L’inflation défie les objectifs des distributeurs spécialisés du SBF 120

Tension extrême sur les prix. Le choc d’approvisionnement provoqué par la crise sanitaire puis le choc énergétique engendré par la guerre en Ukraine ont sérieusement accéléré la dynamique d’inflation, notamment en Europe. En Bourse, «les secteurs tels que l’agroalimentaire et les boissons, considérés comme défensifs, se portent mieux que les secteurs plus cycliques, comme la technologie ou les biens de consommation discrétionnaire», observe Johan Van Geeteruyen, gérant chez Degroof Petercam Asset Management.
Spécialistes de la vente de biens discrétionnaires – soit non essentiels –, Maisons du Monde et Fnac Darty pâtissent ainsi de cette mauvaise conjoncture. A la fin mai, le distributeur de meubles a émis un avertissement massif sur ses résultats 2022, en indiquant avoir sous-estimé ses projections de coûts, dans un contexte «de forte inflation et de forte volatilité». Le mois précédent, Fnac Darty avait laissé ses prévisions de trésorerie opérationnelle inchangées pour les exercices 2021 à 2023, tout en prévenant que son plan annuel de performance ne lui permettrait de compenser que «partiellement» l’impact de l’inflation.

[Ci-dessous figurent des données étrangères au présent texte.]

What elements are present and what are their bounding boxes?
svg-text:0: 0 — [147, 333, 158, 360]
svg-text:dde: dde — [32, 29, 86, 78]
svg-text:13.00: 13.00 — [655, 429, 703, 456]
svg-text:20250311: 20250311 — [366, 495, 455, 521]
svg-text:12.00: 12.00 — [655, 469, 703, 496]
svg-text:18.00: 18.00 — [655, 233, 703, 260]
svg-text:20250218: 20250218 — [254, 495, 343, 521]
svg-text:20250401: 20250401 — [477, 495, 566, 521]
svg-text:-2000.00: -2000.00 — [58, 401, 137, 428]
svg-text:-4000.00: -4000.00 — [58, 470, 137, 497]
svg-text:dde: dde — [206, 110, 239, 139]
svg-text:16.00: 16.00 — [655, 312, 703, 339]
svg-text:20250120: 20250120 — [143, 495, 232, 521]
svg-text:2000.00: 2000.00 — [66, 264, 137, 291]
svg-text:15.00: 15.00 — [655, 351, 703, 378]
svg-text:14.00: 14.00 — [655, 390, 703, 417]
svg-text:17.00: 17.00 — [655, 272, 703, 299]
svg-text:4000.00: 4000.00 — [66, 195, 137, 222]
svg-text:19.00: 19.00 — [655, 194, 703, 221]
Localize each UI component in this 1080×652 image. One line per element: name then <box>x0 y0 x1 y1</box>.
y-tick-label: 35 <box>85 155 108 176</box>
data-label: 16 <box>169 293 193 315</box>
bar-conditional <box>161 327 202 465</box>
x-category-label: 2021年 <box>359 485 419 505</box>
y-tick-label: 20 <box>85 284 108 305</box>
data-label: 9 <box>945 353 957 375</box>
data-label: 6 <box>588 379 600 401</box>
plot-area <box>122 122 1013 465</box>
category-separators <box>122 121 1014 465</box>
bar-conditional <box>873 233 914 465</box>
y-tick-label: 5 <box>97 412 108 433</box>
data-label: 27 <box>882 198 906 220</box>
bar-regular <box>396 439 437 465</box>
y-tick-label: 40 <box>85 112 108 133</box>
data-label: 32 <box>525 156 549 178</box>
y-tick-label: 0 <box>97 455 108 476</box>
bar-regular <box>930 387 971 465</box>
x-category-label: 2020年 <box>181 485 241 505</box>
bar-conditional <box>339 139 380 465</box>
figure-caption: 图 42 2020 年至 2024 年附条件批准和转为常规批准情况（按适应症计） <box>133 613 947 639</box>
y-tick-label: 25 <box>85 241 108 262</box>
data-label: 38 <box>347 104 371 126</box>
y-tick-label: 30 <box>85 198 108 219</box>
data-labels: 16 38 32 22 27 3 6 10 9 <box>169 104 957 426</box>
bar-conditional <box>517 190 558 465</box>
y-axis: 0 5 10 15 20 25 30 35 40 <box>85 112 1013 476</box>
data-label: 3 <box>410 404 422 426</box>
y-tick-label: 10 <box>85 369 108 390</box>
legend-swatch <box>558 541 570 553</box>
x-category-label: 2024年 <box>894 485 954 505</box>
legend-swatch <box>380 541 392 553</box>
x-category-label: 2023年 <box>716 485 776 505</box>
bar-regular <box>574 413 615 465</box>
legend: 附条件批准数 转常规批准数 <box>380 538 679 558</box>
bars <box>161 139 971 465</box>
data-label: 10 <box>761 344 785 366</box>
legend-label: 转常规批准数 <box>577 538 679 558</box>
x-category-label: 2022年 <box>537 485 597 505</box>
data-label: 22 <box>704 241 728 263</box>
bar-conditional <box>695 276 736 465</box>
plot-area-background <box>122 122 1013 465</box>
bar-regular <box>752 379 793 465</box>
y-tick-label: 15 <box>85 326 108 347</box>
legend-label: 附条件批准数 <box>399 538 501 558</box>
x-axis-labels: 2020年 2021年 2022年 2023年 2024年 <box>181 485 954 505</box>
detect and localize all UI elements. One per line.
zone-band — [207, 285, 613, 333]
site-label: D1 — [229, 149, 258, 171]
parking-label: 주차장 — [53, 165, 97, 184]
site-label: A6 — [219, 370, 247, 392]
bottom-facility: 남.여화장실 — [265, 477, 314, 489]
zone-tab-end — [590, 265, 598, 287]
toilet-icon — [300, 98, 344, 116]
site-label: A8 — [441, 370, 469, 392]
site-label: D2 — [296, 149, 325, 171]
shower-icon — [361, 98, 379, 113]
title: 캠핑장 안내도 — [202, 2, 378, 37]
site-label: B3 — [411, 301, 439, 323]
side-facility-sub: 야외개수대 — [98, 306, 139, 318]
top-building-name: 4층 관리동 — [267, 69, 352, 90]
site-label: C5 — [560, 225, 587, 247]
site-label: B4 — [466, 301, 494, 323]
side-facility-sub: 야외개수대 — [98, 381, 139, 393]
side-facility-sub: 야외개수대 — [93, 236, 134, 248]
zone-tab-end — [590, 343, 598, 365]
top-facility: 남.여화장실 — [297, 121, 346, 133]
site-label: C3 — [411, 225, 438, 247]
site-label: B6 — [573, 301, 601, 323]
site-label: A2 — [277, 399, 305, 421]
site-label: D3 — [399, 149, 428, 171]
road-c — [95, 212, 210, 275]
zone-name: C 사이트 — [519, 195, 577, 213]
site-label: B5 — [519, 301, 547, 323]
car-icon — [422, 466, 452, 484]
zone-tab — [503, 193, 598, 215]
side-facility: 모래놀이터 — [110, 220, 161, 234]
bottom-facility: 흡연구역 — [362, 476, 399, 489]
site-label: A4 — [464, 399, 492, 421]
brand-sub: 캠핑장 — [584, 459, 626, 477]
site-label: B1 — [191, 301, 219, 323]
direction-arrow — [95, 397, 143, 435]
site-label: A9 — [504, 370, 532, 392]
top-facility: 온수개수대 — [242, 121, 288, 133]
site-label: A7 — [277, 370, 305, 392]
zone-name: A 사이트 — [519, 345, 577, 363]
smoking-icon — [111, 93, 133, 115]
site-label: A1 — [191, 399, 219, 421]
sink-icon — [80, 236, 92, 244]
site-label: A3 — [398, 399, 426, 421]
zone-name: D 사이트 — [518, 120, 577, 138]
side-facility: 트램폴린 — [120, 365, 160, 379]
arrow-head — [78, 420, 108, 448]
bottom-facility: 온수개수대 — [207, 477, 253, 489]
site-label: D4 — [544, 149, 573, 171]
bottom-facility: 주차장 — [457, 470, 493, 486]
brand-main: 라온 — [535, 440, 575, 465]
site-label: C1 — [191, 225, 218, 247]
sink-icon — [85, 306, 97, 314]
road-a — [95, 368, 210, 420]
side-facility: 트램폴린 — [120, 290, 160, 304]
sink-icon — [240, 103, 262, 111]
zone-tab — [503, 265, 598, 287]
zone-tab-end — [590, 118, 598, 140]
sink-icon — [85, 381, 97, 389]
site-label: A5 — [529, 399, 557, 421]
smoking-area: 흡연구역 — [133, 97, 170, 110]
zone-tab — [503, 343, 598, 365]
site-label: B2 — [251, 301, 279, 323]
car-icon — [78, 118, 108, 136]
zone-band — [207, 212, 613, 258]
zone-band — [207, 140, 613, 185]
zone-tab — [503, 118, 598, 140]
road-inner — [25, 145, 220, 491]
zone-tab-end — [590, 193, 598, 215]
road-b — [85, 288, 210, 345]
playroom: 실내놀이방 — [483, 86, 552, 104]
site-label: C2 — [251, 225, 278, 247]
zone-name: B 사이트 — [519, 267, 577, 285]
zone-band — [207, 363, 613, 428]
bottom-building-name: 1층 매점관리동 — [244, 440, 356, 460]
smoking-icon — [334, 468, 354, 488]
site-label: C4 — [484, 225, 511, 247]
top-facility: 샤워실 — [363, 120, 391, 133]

Sans surprise, les deux entreprises sont malmenées en Bourse. Depuis le début de l’année, l’action Maisons du Monde a chuté de 57% tandis que le titre Fnac Darty a reflué de 32%. Aussi, la part des analystes qui recommandent d’acheter l’action Fnac Darty a reculé de 17 points de pourcentage entre janvier et juin derniers, à 71%. Concernant Maisons du Monde, cette part a fondu de 25 points de pourcentage au cours de la même période, pour tomber à 38%. Cette pression pourrait encore s’intensifier.
«Les analystes tablent sur une baisse de 5% du chiffre d’affaires de Maisons du Monde en 2022, ce qui reflète plutôt bien l’état de la demande, mais il ne prévoit pour l’instant qu’un repli de 1,3% de l’activité de Fnac Darty pour l’année en cours, ce qui paraît en revanche un peu optimiste», observe Florent Thy-Tine, chez TP ICAP Midcap Partners. Les intermédiaires financiers n’ont donc probablement pas fini d’abaisser leurs estimations et recommandations sur les actions du secteur de la distribution spécialisée, «qui rebute tous les investisseurs depuis quelques semaines», remarque un gérant.
De nouvelles alertes dans les cartons ?
Dans une note récente, Bryan Garnier & Co. expliquait que certains distributeurs spécialisés européens, dont Fnac Darty, risquaient de ne pas atteindre leurs objectifs fixés pour cette année. Ces derniers reposent sur des hypothèses d’inflation devenues obsolètes, note le bureau d’études. S’appuyant sur un argumentaire similaire, Moody’s a abaissé à «négative» sa perspective pour le secteur de la distribution en Europe, alertant sur une baisse à venir des ventes des distributeurs de meubles.
Or, l’inflation promet de gagner en vigueur. Rien qu’en France, où Maisons du Monde et Fnac Darty réalisent plus de la moitié de leurs revenus, l’augmentation des prix devrait approcher 7% en septembre, puis rester comprise entre 6,5% et 7% d’ici à la fin d’année, selon les prévisions de l’Institut national de la statistique et des études économiques (Insee). En moyenne annuelle, elle atteindrait 5,5% dans le pays en 2022, du jamais-vu depuis 1985. La Banque centrale européenne anticipe une inflation de 6,8% cette année dans la zone euro.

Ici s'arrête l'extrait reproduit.